A few moments later Mercedes descended the stairs behind the desk and waved for me and Holden to follow her.
I had lied when I told him no one in the building would know what he was. Judging by the cold stare Cedes fixed him with the instant we sat down at her desk, she’d recognized straight away he wasn’t human.
“Cedes,” I said, a warning tone in my voice, “this is Holden.”
She was familiar enough with the work I did to recognize the name of my liaison. It didn’t do anything to make her like him, though. Mercedes hated vampires almost as much as the werewolves did.
“What brings you to my humble establishment?” She leaned back in her desk chair and pretended Holden wasn’t there. “I was hoping the next time I saw you it would be over cocktails and you’d be giving me the dirty details about Lucas Rain.”
Holden made a sniggering sound that I tried to ignore.
“You know the girl, the one who said she was saved from a…” I lowered my voice, “…vampire?”
Cedes focused on Holden with a glare tainted by accusation, then looked back to me. She was a beautiful woman, but her job had etched her face with a shrewd, knowing patina that aged her more than necessary. She had almost-black eyes, and her dark hair was curly the way mine was not, with tight untamed coils. Her skin was honey bronze, but too many hours indoors without natural sunlight made it look sallow. The dark bags under her eyes and minimal makeup told me she was working hard on something. I just hoped it was something that could help me.
“Yeah, her name is Brigit Something. Stewart or Samuels. Something Anglo. Are you admitting you’re the one who saved her?”
“Off the record?”
“Sure.”
“It was me.”
“Yeah, I knew that.”
“I need to know if anything has seemed hinky since it happened. Anyone reporting attacks from similar assailants? Any bodies s
howing up looking a little pale?”
“You want to know if I suspect any vampire activity?” Her voice hushed. “Isn’t that really more your box of crayons, Secret? What’s going on?”
“I can’t tell you. The fewer details you know the better. But you’d be helping a lot of innocent people if you could tell me everything you know.”
Her face was grim. She laced her fingers together and leaned back. “Some big bad on his way?”
“Big bad is already here.”
Exasperated, she directed her full focus on Holden. He met her eyes, but to his credit didn’t use his powers on her.
“Now you listen to me, you pretty boy mosquito, because I’m only going to say this once. I don’t care how old or powerful you are. If anything, anything happens to this girl here, I will find a way to rip your pulseless heart right out of your chest. Comprende?”
Without missing a beat he coolly replied, “Detective Castilla, your Secret is safe with me.”
She blinked with surprise, and I groaned. “God, Holden. How long have you been waiting to use that line?”
“About three years.”
“And in three years you couldn’t find any room for improvement?”

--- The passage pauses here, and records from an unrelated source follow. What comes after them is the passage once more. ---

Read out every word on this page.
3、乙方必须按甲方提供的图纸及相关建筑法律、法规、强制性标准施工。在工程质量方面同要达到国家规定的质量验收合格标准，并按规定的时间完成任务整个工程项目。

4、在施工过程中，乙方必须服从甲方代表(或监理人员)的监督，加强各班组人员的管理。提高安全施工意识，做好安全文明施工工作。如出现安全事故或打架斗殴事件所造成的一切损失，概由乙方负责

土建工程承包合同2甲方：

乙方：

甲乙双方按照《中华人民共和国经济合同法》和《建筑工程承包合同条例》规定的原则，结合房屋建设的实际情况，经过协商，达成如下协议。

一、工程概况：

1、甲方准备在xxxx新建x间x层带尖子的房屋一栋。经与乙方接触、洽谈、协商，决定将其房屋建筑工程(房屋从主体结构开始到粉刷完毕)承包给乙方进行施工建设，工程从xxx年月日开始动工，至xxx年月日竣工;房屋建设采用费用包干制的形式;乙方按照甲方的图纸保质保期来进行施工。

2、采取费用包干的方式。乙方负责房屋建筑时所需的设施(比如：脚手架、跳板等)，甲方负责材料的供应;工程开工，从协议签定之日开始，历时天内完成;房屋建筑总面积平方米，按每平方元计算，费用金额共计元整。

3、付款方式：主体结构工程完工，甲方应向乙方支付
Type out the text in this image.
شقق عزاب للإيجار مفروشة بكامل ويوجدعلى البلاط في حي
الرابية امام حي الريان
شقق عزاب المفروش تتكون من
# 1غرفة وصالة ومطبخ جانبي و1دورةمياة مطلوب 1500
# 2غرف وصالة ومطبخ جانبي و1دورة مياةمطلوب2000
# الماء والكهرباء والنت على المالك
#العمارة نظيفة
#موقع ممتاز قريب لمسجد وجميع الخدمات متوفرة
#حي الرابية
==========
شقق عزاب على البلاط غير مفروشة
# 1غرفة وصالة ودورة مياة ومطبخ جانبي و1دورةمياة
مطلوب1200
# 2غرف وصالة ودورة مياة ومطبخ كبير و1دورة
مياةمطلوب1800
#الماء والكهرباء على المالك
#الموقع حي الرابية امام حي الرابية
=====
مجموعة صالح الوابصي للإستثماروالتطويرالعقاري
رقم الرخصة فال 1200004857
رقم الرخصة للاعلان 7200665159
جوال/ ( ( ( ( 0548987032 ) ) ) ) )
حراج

“I like a good pun, what can I say?”
“Terrible.” I shook my head.
Cedes, in spite of herself, was unable to keep from smirking at his awful one-liner. She might not like him, but he had done his best to endear himself to her without stooping to mind tricks, and I appreciated it. With the exception of Keaty, Mercedes was my only human friend.
“Please, Cedes.”
“Okay. One of our undercover vice officers has been hearing that a lot of the girls are afraid to go with new johns. From what she’s been hearing, there are rumors about some handsome john who pays girls double or triple the normal rate, but after they leave none can remember what he asked them to do or why they were paid so well for it. Same rumor mill says a few of the girls haven’t come back at all. We had an anonymous call to come get a dead body, but when we got there it was gone. And we found a dead girl a few blocks away from Central Park. She was totally drained, but it was the fucking weirdest thing. It looked like she’d been ripped up by a wild dog before she was killed.” Her eyes were all too knowing. “Since we don’t know of any wild dogs loose in the city, you could say we’re a little mystified.”